This script is a clean foundation, and the obvious upgrades are easy to picture. You could log counts to a CSV with timestamps for later analysis, fire an alert when a zone exceeds a capacity threshold, or track entries and exits over time rather than just the live headcount. The polygon-cleaning and deepest-inside-wins logic would carry over unchanged — those are the genuinely reusable ideas here.
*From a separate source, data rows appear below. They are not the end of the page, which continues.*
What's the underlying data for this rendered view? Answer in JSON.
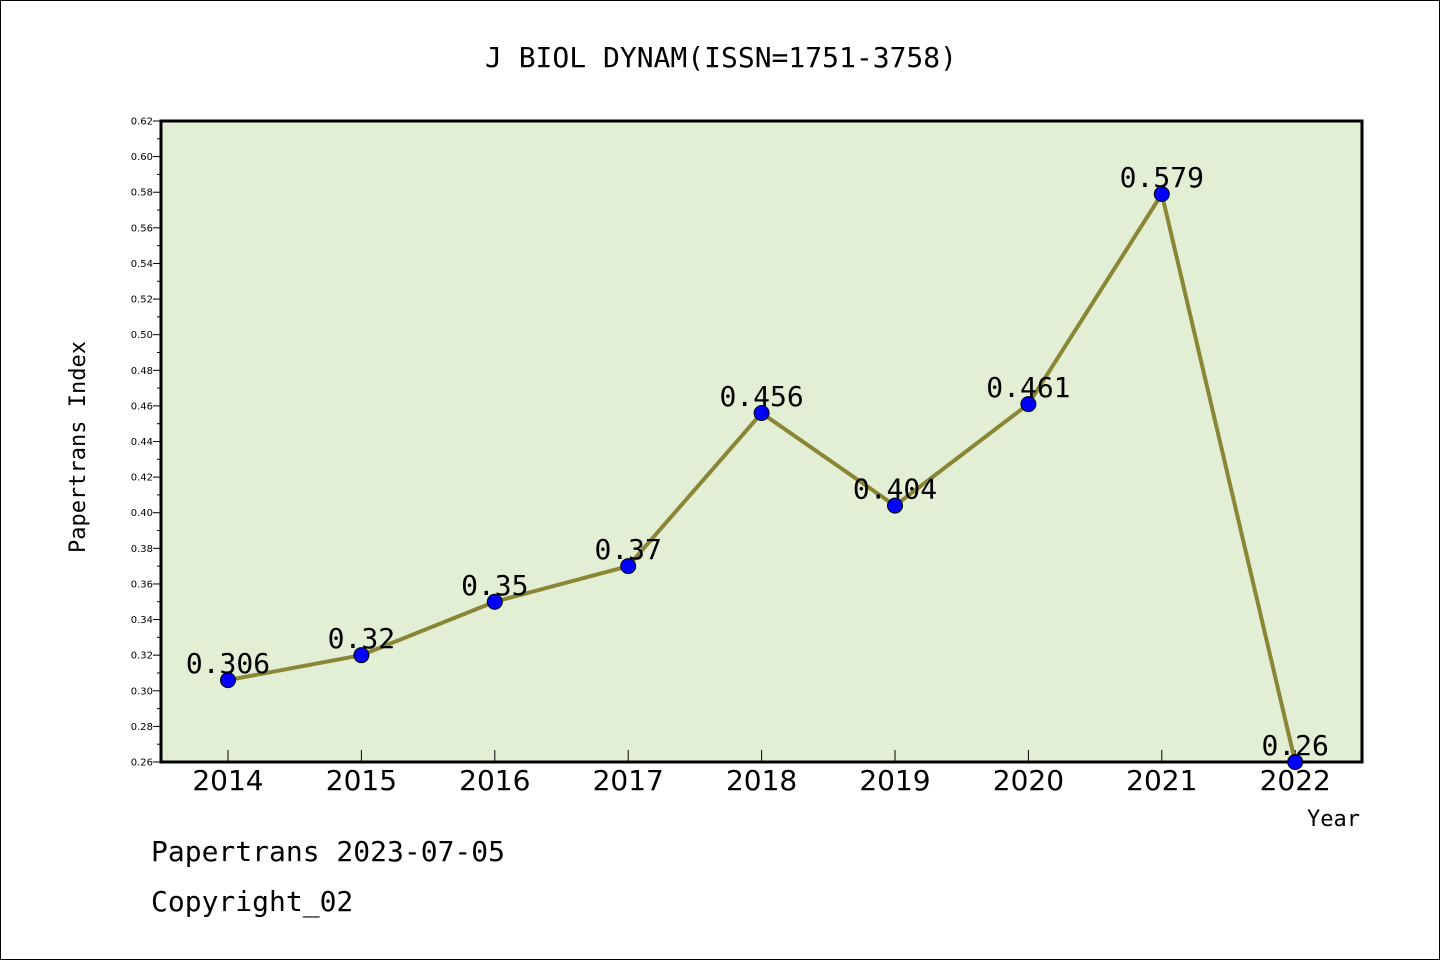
{
  "chart_data": {
    "type": "line",
    "title": "J BIOL DYNAM(ISSN=1751-3758)",
    "xlabel": "Year",
    "ylabel": "Papertrans Index",
    "categories": [
      "2014",
      "2015",
      "2016",
      "2017",
      "2018",
      "2019",
      "2020",
      "2021",
      "2022"
    ],
    "series": [
      {
        "values": [
          0.306,
          0.32,
          0.35,
          0.37,
          0.456,
          0.404,
          0.461,
          0.579,
          0.26
        ],
        "labels": [
          "0.306",
          "0.32",
          "0.35",
          "0.37",
          "0.456",
          "0.404",
          "0.461",
          "0.579",
          "0.26"
        ],
        "line_color": "#8b8636",
        "marker_color": "#0000ff"
      }
    ],
    "ylim": [
      0.26,
      0.62
    ],
    "yticks": [
      "0.26",
      "0.28",
      "0.30",
      "0.32",
      "0.34",
      "0.36",
      "0.38",
      "0.40",
      "0.42",
      "0.44",
      "0.46",
      "0.48",
      "0.50",
      "0.52",
      "0.54",
      "0.56",
      "0.58",
      "0.60",
      "0.62"
    ],
    "plot_background": "#e2efd4",
    "grid": false,
    "legend": "none"
  },
  "footer": {
    "line1": "Papertrans 2023-07-05",
    "line2": "Copyright_02"
  }
}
The real lesson isn't about elevators at all. It's that once you can reliably answer "is this point inside that shape, and if several shapes qualify, which one wins?", an enormous range of spatial-analytics problems becomes approachable. Queue monitoring, retail heatmaps, parking occupancy, crowd-safety dashboards — they're all variations on the same forty lines of geometry you just read.
FAQs
- Q:Do I need a GPU to run this?
- A:No. It runs on CPU, just slower. The device argument lets you point it at CUDA if you have it, and frame_skip helps recover speed on modest hardware.
- Q:Why polygons instead of simple rectangles?
- A:Because real-world regions are rarely axis-aligned boxes. Polygons let you trace a slanted doorway, a curved queue, or the trapezoidal floor rows of an elevator seen from an angled camera.
- Q:Why test the feet instead of the center of the person?
- A:Because a person occupies the floor at their feet. Testing the bounding-box center can place a leaning or partially occluded person in the wrong zone.
- Q:Can it count things other than people?
- A:Yes. The classes argument maps to YOLO's class list, so swap in the class IDs for cars, bikes, or anything the model knows, and the same zone logic applies.